A very strong institutional structure is needed to rearrange that power and restore the normality of the system of checks and balances. The other test is the management of public spending, which has a legal ceiling in Brazil that is constantly violated by the Legislature and the Executive Power and which the PT leader intends reform, although not completely removed.
This operation requires careful attention to what will undoubtedly happen, which will be the immediate request for help from the sectors most affected by the crisis. Here, as in the rest of the region, there will be no patience with a new government, only urgent demands.
It is unclear how Bolsonaro would square that circle if he were to deal with it. According to the final election numbers, the only certainty is that the president of the Liberal Party will pass the PT as the main political force in the Senate and also in the lower house with 112 banks, 23 more than its main rival.

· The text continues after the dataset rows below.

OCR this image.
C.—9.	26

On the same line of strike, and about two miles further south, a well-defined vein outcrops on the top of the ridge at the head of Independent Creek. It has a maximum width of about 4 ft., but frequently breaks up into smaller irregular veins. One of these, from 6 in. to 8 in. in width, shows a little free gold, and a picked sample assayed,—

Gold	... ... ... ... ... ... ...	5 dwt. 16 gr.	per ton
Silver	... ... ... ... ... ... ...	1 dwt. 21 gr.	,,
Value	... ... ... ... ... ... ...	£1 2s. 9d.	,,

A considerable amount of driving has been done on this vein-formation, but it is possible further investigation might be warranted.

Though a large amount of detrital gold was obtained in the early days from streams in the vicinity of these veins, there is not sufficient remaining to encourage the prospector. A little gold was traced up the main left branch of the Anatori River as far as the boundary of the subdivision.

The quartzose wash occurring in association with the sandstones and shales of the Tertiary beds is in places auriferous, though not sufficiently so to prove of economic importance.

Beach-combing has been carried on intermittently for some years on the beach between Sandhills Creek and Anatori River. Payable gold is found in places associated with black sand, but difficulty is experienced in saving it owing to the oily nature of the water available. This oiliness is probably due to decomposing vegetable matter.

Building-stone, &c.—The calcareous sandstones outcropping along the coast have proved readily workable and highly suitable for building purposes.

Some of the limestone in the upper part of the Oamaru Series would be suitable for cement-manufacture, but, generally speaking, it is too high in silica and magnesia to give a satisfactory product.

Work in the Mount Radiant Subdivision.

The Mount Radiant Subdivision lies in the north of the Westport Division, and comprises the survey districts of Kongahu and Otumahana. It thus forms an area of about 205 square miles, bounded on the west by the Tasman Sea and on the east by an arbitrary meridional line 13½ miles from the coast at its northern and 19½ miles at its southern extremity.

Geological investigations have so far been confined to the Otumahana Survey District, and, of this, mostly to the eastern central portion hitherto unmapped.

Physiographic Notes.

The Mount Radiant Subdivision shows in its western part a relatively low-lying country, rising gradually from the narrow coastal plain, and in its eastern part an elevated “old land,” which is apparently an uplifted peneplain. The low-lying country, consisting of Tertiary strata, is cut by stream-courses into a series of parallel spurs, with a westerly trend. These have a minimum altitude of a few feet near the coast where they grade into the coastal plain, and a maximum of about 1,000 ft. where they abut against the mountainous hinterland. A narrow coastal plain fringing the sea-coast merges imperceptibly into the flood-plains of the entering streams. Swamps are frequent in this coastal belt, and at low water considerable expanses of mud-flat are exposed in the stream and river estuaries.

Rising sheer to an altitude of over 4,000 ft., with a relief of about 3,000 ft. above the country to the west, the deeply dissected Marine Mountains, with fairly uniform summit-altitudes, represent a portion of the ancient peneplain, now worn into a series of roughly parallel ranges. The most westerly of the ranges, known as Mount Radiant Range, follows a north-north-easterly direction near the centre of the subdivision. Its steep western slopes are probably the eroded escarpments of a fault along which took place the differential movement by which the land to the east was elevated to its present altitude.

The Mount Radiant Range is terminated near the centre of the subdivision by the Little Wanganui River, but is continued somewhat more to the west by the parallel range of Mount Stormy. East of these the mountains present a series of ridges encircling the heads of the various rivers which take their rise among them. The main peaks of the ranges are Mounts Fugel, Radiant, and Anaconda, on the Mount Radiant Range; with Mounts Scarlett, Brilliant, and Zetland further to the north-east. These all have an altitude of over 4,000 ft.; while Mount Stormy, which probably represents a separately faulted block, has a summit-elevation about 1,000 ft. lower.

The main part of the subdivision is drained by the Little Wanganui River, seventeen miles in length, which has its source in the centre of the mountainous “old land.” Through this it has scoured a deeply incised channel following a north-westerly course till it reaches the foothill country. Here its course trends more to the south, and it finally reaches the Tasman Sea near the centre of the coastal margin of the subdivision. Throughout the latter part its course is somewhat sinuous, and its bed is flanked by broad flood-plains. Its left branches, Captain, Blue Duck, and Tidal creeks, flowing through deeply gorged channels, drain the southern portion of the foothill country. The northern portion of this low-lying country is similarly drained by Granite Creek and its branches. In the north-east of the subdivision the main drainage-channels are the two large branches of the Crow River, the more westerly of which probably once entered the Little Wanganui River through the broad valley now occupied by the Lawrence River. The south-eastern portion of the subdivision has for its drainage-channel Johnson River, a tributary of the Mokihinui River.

It is true that this volume is not sufficient to impose laws without independent support, but just block the wheel of the Executive and force all kinds of negotiations. It is for all this that it is not clear, and perhaps unlikely, that Bolsonaro will play the game of denouncing and rejecting the result of the last call if the polls do not help him.
It should not, however, be ruled out. say those who know best these palace intrigues.
“Here the question of the interrogation of electronic ballot boxes is not over, it is just waiting”, they commented in the Supreme Court. Bolsonaro would have taken those attacks as a propaganda tool to incite Lula. But if he meekly agreed to run for the second round, that’s why he has secured a portion of power that could be expanded and perhaps because he believes he can be re-elected.
He reckons that if he fails to pass the ballot, he will still be very close to the winner in limiting his movements, particularly the PT’s attempts to lock him up in his own judicial problems. Among other opacities, the scandals for the cash purchase of fifty houses that also involve their children. Those complaints will go down in history.
Justice is a complex chapter. Next year the Senate decides two additions to the Supreme Court (Federal Superior Court) for the withdrawal of as many judges. Advances in that House will allow Bolsonarism to influence those selections.
First, the president appointed two more magistrates. And he has always entertained the idea, as in Argentina, of expanding the Court from his the current 11 members to 15, with the far-right leader’s Liberal Party shifting its relative power to try to name the new four.
The Court would lose all independence. Nothing to be surprised about. Let’s not forget that Bolsonaro is populist and populists are alike, no matter if they come from the right or it suits him to feel left. They are not Republicans I am illiberal according to a correct fashion term which perfectly describe the Brazilian president.
All these maneuvers, and with the new parliamentary composition, have raised the alert among the highest judges on the possibility now more than before of a new escalation of political trials against the courtiers.
Analysts here are divided on whether or not Bolsonaro will be able to carry out that offensive. While not all new congressional benches have the profile to undertake this kind of confrontational agenda, this Sunday’s result shows that Bolsonaro would, in a possible second term, an easier way out of these maneuvers. But he would not have succumbed to the opposition either.
This would begin with the search for the election of a more docile Senate president than Rodrigo Pacheco, who never allowed these types of agendas to advance. Among these, the request for a political trial that Bolsonaro insistently asked Alexandre de Moraes, the supreme judge who oversees the transparency of the elections.